There’s more detail on how to implement this UI element in the Jupyter Notebook, including how to add additional touches like HoverTool labels. Feel free to have a look and play with it!
Interpolation is estimating properties of data within the boundaries of a given dataset. Extrapolating is looking beyond your dataset to make accurate predictions.
An example of interpolation is estimating a missing feature in your dataset for a particular instance. Say you have developed a new material, and you’re able to measure its thermal properties but not certain conductive ones. Using a model, the missing property values could be estimated based on the other factors. But what if the material is very unique from the data you have in hand? You have to trust that the model is able to generalize well and can extrapolate the missing value.
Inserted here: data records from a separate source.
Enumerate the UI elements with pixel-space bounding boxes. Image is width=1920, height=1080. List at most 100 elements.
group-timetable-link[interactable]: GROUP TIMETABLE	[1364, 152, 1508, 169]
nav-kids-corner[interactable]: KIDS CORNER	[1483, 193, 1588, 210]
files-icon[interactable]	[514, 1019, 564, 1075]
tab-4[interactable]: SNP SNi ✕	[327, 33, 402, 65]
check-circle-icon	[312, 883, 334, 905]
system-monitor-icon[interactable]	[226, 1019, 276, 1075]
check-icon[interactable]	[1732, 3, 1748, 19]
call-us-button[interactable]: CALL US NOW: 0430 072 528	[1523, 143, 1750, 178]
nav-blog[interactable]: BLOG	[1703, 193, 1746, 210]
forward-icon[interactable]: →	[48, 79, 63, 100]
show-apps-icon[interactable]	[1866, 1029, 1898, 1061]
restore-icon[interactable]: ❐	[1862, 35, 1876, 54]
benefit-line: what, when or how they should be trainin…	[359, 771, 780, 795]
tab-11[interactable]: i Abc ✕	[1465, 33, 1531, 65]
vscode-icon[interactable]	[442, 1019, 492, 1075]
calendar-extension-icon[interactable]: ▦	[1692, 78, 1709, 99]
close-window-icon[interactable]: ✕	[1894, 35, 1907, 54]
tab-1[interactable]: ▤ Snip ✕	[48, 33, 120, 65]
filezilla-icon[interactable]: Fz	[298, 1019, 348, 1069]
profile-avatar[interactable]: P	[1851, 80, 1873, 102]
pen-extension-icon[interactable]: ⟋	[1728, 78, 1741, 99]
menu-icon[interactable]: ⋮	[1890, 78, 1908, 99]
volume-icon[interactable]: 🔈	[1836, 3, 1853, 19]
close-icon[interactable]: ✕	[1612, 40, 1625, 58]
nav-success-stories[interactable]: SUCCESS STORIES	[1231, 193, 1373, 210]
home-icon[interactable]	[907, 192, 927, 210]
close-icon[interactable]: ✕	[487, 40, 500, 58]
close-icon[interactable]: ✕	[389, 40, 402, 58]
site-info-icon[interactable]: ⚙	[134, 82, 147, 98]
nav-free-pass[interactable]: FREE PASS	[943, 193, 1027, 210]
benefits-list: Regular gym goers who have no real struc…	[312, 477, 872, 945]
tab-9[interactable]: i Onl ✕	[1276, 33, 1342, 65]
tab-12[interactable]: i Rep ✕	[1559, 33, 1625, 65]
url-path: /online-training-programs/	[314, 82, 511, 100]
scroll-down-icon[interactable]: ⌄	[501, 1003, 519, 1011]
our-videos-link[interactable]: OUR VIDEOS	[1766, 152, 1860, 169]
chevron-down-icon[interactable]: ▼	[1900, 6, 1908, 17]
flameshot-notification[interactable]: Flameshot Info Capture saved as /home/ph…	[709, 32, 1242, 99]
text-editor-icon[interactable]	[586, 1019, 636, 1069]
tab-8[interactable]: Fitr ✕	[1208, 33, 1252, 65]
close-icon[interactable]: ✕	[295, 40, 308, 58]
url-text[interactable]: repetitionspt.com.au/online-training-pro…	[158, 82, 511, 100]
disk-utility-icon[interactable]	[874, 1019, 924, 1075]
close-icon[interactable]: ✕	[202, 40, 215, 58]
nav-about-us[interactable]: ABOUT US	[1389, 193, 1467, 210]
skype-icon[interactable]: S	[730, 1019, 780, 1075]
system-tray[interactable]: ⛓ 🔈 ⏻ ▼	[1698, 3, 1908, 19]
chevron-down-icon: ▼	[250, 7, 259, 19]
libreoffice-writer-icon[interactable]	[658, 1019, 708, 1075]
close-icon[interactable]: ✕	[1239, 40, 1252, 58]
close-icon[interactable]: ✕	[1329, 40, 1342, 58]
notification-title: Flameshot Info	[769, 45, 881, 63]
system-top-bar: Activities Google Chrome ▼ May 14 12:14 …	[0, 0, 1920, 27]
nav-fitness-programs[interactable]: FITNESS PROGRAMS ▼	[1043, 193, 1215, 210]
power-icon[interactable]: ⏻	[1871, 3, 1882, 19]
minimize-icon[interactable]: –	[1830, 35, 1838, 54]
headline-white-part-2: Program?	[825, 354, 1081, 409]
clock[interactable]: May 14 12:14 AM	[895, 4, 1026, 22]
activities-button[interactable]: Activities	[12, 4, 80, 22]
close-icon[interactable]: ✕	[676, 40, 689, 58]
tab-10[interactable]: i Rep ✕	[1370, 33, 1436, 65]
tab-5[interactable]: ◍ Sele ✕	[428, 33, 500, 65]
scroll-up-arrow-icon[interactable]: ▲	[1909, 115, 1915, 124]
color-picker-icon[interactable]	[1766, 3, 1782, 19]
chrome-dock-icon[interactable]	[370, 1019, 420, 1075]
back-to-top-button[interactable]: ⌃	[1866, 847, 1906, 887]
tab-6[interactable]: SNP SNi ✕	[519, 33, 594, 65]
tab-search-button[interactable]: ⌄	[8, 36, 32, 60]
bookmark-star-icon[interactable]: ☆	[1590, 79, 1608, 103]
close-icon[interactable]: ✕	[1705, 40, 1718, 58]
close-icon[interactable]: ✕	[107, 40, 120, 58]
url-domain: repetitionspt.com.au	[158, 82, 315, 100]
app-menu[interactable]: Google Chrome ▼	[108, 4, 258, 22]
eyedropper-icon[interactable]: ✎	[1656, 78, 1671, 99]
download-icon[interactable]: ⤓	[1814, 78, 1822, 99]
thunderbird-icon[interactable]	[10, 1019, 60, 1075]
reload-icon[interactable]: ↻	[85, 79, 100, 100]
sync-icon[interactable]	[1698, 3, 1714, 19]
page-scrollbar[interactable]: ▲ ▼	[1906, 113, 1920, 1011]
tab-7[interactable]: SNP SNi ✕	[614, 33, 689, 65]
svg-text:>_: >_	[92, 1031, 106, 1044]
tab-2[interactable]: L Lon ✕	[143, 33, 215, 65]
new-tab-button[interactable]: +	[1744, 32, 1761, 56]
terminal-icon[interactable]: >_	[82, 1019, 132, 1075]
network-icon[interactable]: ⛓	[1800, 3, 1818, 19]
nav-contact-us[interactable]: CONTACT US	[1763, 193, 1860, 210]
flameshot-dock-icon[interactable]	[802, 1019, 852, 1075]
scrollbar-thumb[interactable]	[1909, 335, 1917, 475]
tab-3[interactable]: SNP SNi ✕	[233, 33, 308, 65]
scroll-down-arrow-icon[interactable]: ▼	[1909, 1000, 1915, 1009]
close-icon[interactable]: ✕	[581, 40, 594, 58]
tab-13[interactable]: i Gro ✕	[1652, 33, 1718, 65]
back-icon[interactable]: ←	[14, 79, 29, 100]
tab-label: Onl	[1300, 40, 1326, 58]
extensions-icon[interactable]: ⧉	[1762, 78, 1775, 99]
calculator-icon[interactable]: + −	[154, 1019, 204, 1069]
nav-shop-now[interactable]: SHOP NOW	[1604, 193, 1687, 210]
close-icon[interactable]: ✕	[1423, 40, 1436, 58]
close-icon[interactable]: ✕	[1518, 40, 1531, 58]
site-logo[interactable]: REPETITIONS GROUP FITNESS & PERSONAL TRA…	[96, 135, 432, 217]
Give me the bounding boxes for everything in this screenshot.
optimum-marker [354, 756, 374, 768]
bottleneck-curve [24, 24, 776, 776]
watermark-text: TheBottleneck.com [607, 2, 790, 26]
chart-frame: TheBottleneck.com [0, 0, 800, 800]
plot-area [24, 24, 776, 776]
Application of an existing model to new data points is very dependent on the decision boundaries of the model. Let’s look at a simple example.
Above, you can see two Random Forest models trained on the same data, including the same training and test split. On the right, the model has a higher accuracy, but also a strange decision boundary. At PC1=2, as you move from PC2=-1 to PC2=1, the model will switch from versicolor to virginica to versicolor to virginica. Importantly, this strange decision boundary is close to actual instances of the data. Though the model on the right is more accurate, the decision boundary will result in very different predictions and the model may be overfit.
I want to finish this post by discussing data sets requiring non-linear decision boundaries, and fold in a little about how dimensionality reduction techniques can be used to expand which models can be used.
The Swiss Roll is often used to demonstrate manifold learning techniques and the limitations of common clustering methods (such as agglomerative clustering or k-nearest neighbors) on complex manifolds.
As one would expect, a linear function does a very poor job in defining a decision boundary that properly splits these data. Here’s Logistic Regression in action:
Meanwhile, Random Forest has no problem on these data. It essentially carves a box around the center (though it’s not learning anything about the ‘curvature’ of the data).
Though it’s entirely inappropriate for these data, let’s look at how a multi-layer perceptron (or feed-forward neural network) behaves on these data:
As you can see, we approach 100% accuracy, and then decision boundary in the center overlaps with Random Forest strongly. However, you can see the upper left corner is all green. The ‘green’ decision boundary will extend out into infinity in that direction.
You may be asking, “Why do we care about any of this? My data is not a swiss roll.” Here’s what I think:
- ‘Accuracy’ is a poor metric for the fitness of a model for all use cases. Overfitting is a common challenge and understanding overfitting takes practice and intuition. Going beyond single numbers to build ‘model sense’ and ‘data sense’ are helpful for me to gain better intuition about data.
- Models get repurposed often. The generalizability of a model matters, particularly when deploying in dynamic systems (e.g. an advertising platform with new products on market, a healthcare system with new treatments coming out each month).
- Robust models that allow you to simulate state-changes in a system fascinate me (what if the patient received treatment Y instead of X? what if they had a mutation in this gene versus that?) but are tricky to achieve in practice — decision boundaries strongly affect ‘what if’ predictions.